L’impact de l’activité pollinisatrice des abeilles dans notre environnement… et jusque dans notre assiette !
Le service de pollinisation réalisé par les abeilles a deux caractéristiques essentielles : sur le plan quantitatif, en quelques visites les abeilles déposent des quantités importantes de pollen sur le stigmate, et sur le plan qualitatif, ce pollen provient le plus souvent de plusieurs individus génétiquement différents. Ces caractéristiques permettent une sélection des tubes polliniques dans le pistil (compétition gamétique) qui a pour conséquence la fécondation avec les génotypes mâles les mieux adaptés au génotype femelle. C’est pourquoi l’on considère aujourd’hui que les abeilles ont contribué de façon déterminante à l’évolution et à la diversité des plantes à fleurs que l’on observe aujourd’hui dans notre environnement. Lorsqu’un sol nu est laissé en friche, les premières espèces qui le colonisent sont généralement des plantes à cycle court et dont la reproduction sexuée ne fait pas appel aux insectes (mouron des champs, séneçon, de nombreuses crucifères comme la capselle bourse-à-Pasteur, et des graminées). Ces espèces ont de petites fleurs qui ne sont presque jamais visitées par les abeilles. Au contraire, le terme final des successions végétales en milieu tempéré contient essentiellement des plantes pérennes et majoritairement allogames, et la plupart de ces espèces dépendent largement ou exclusivement des abeilles pour assurer leur reproduction. On peut citer des essences forestières comme certaines rosacées (alisier, merisier, sorbier), des érables, des espèces ligneuses comme les genêts, les hélianthèmes, les éricacées (airelle, bruyère, callune), et aussi des espèces pérennes herbacées comme les sauges et les orchidées. Les abeilles contribuent à la survie de toutes ces espèces ainsi qu’au cortège de vie sauvage qui leur est associé en se nourrissant de leurs fruits et graines (insectes, oiseaux, rongeurs, mammifères,…).

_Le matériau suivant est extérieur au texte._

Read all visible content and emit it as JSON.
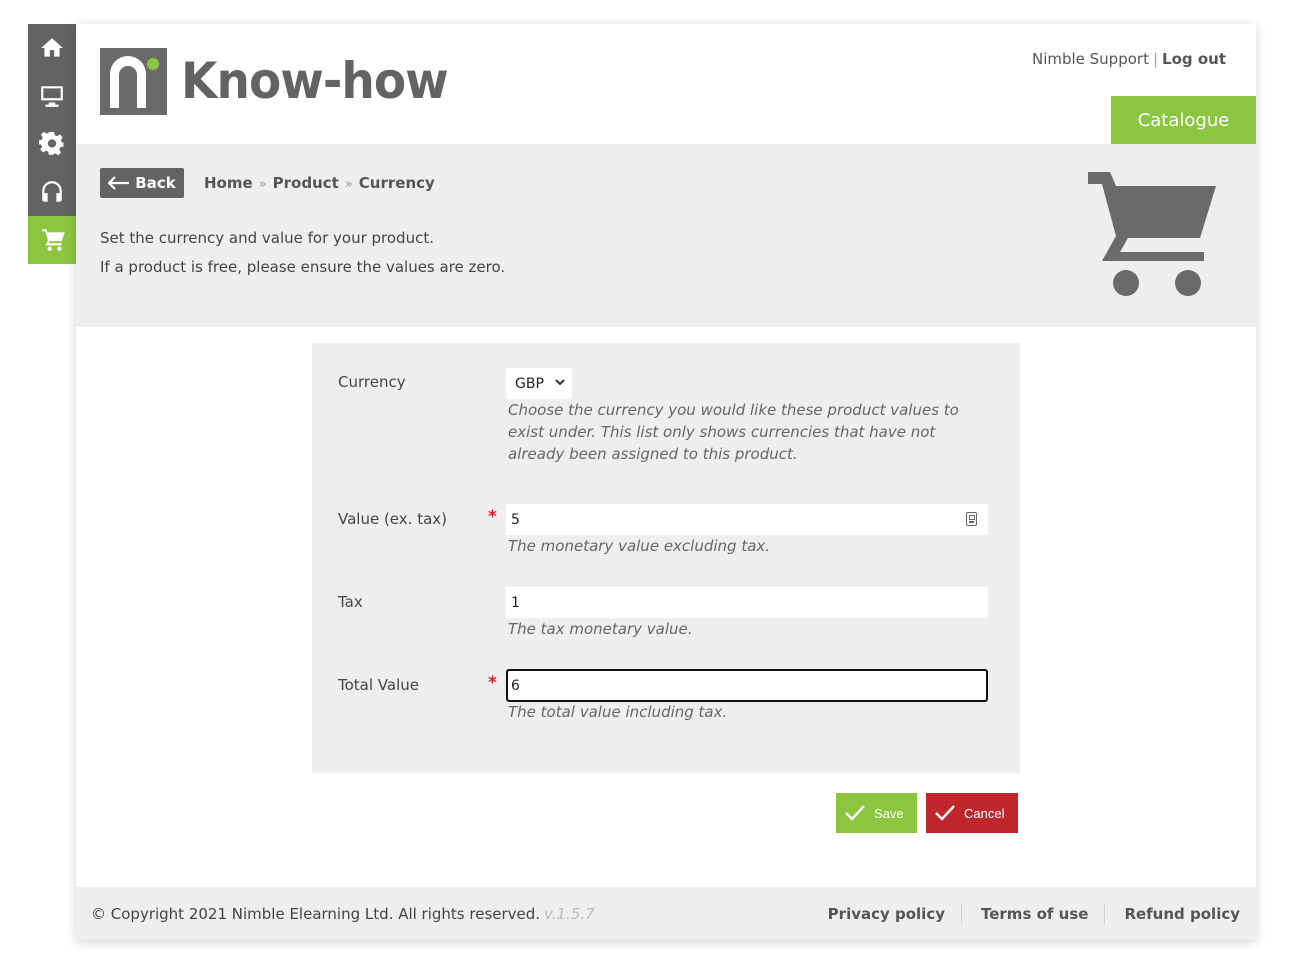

En agriculture aussi, lorsque l’on parvient à quantifier l’action des différents vecteurs de pollen, on réalise combien le rôle des abeilles est important. Ainsi on a montré récemment chez l’oignon porte-graine que la pollinisation par les abeilles contribuait à elle seule pour 66% à la production de semences chez une variété autofertile (Ruche sur parcelle). Et au-delà du seul rendement, le taux de germination des graines issues des fleurs visitées par les abeilles était supérieur de plus de 10% à celle des graines produites par les fleurs isolées des insectes. Les abeilles interviennent dans la pollinisation de nombreuses cultures et ce dans quatre secteurs principaux : L’arboriculture fruitière (en particulier les rosacées fruitières – abricotier – Ruche et verger, amandier, cerisier, pêcher, poirier, pommier, prunier Apis nectar prune – et le kiwi), les grandes cultures (sarrasin, cultures oléagineuses - colza, tournesol - et protéagineuses – féverole) , les cultures maraîchères (cucurbitacées: courgette, melon, pastèque, solanacées : tomate, poivron, aubergine, fraises et petits fruits rouges), et les cultures porte-graine des espèces indiquées précédemment et aussi d’espèces fourragères comme la luzerne ou les trèfles, et de nombreux légumes et condiments (artichaut, chou, fenouil, oignon, persil, poireau, scarole et frisée). Quand on y regarde de près, il est difficile d’imaginer un seul repas auquel les abeilles ne soient pas associées de près par leur activité pollinisatrice !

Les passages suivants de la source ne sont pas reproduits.